If I F12 back to the first screen and change my search criteria to
something that shouldn't return results it still does but refined by
whatever I just searched by.

It's unclear to me whether this (the 'refine' stuff quoted above) is what you intended? Or what you're complaining about?

But, if it's the error, then I'd say it _has_ to be a bug in your code. I would step through the code to the point where it's starting the search and see why it's "refining" the criteria further.


If I F3 out of ProgramA then all the memory used by the StoredProc is
released even if I don't do a RCLACTGRP of ProgramA's activation
group.

Sorry, I don't follow this. How do you know all of the memory is released? Is it because you designed it that way, and have code to release the memory, and have tested it and it works? Or is this an oddity that you don't understand? And if it's an oddity, then how do you know it's happening?



If I search a second time after doing the full exit by the criteria
that should not return results then it works and returns no results.
(no results could also be a search that is too generic to have good
results, this is handled by the StoredProc).

No idea what you're saying here -- unless you're just saying that it's working as designed?



In the StoredProc I am doing the following Destroy call, the
DestroyArray() procedure just take a pointer to an array memory address
and does a dealloc(n) pWholeArray;

pArrayElem = *null;
DestroyArray(pWholeArray);
pWholeArray = *null;

I nulled the pointers for good measure but that didn't do anything.

"Nulling" pointers doesn't deallocate memory... The only reason to set a pointer to null is to cause the code to error-out if by mistake you end up using the pointer again. Or perhaps as a flag to tell your code that the memory isn't allocated.
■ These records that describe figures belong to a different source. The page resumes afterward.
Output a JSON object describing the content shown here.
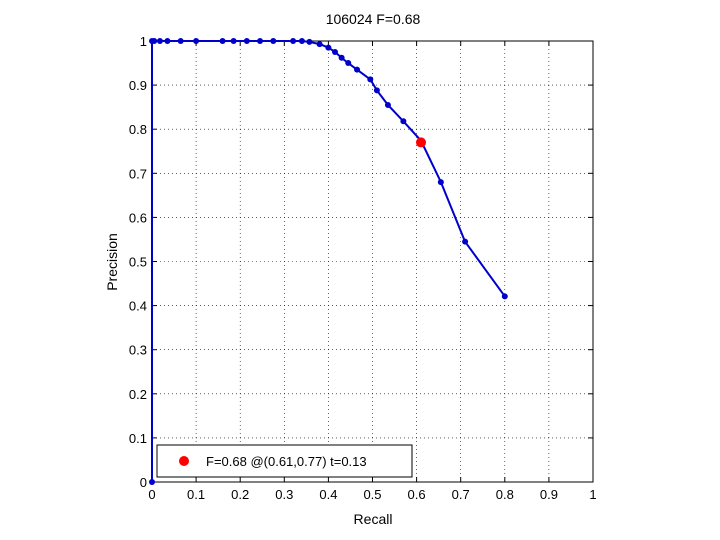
{
  "chart_data": {
    "type": "line",
    "title": "106024 F=0.68",
    "xlabel": "Recall",
    "ylabel": "Precision",
    "xlim": [
      0,
      1
    ],
    "ylim": [
      0,
      1
    ],
    "xticks": [
      0,
      0.1,
      0.2,
      0.3,
      0.4,
      0.5,
      0.6,
      0.7,
      0.8,
      0.9,
      1
    ],
    "yticks": [
      0,
      0.1,
      0.2,
      0.3,
      0.4,
      0.5,
      0.6,
      0.7,
      0.8,
      0.9,
      1
    ],
    "xtick_labels": [
      "0",
      "0.1",
      "0.2",
      "0.3",
      "0.4",
      "0.5",
      "0.6",
      "0.7",
      "0.8",
      "0.9",
      "1"
    ],
    "ytick_labels": [
      "0",
      "0.1",
      "0.2",
      "0.3",
      "0.4",
      "0.5",
      "0.6",
      "0.7",
      "0.8",
      "0.9",
      "1"
    ],
    "grid": true,
    "series": [
      {
        "color": "#0000cc",
        "marker": "dot",
        "points": [
          [
            0.0,
            0.0
          ],
          [
            0.0,
            1.0
          ],
          [
            0.005,
            1.0
          ],
          [
            0.018,
            1.0
          ],
          [
            0.035,
            1.0
          ],
          [
            0.065,
            1.0
          ],
          [
            0.1,
            1.0
          ],
          [
            0.16,
            1.0
          ],
          [
            0.185,
            1.0
          ],
          [
            0.215,
            1.0
          ],
          [
            0.245,
            1.0
          ],
          [
            0.275,
            1.0
          ],
          [
            0.32,
            1.0
          ],
          [
            0.34,
            1.0
          ],
          [
            0.357,
            0.998
          ],
          [
            0.38,
            0.993
          ],
          [
            0.4,
            0.985
          ],
          [
            0.415,
            0.975
          ],
          [
            0.43,
            0.962
          ],
          [
            0.445,
            0.95
          ],
          [
            0.465,
            0.935
          ],
          [
            0.495,
            0.913
          ],
          [
            0.51,
            0.888
          ],
          [
            0.535,
            0.855
          ],
          [
            0.57,
            0.818
          ],
          [
            0.61,
            0.774
          ],
          [
            0.655,
            0.68
          ],
          [
            0.71,
            0.545
          ],
          [
            0.8,
            0.421
          ]
        ]
      }
    ],
    "highlight": {
      "x": 0.61,
      "y": 0.77,
      "color": "#ff0000"
    },
    "legend": {
      "position": "bottom-left",
      "entries": [
        {
          "label": "F=0.68 @(0.61,0.77) t=0.13",
          "color": "#ff0000"
        }
      ]
    }
  }
}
It looks like the second call is doing an %alloc and starting at the same
memory address as the previous call had done.

Yes? The whole point of calling DEALLOC is so that the memory gets reused. Why would it surprise you when it _does_ get reused?

So when I %alloc a block the memory already contains the data from
the previous call. How do I handle this?

Are you assuming that the memory will be set to a value before it's given to you? When you allocate memory, it can have _any_ value in it... the system makes no promises about what the bytes will contain.

Often times it's set to hex zeroes -- thats probably the most common value. But there's no promise of that. The memory could have data from your previous program call, or it could have data that was previously set by another program in your job, or even parts of the OS. Never assume the memory you're given will have a particular value.

Most of the time, it doesn't matter. If you're coding a dynamic array, you have a static variable containing how many elements you've already allocated. Each time you add a new element, you add 1 to that number. You increase the memory size accordingly, and then you set the new element to it's new value. So there's no need to blank out the memory because you always set it to a value after allocating it.

But if you have a different scenario (and I can't think of one off the top of my head) where you _do_ need the memory to always start at blanks or zeroes or something else, you need to set it to that value yourself.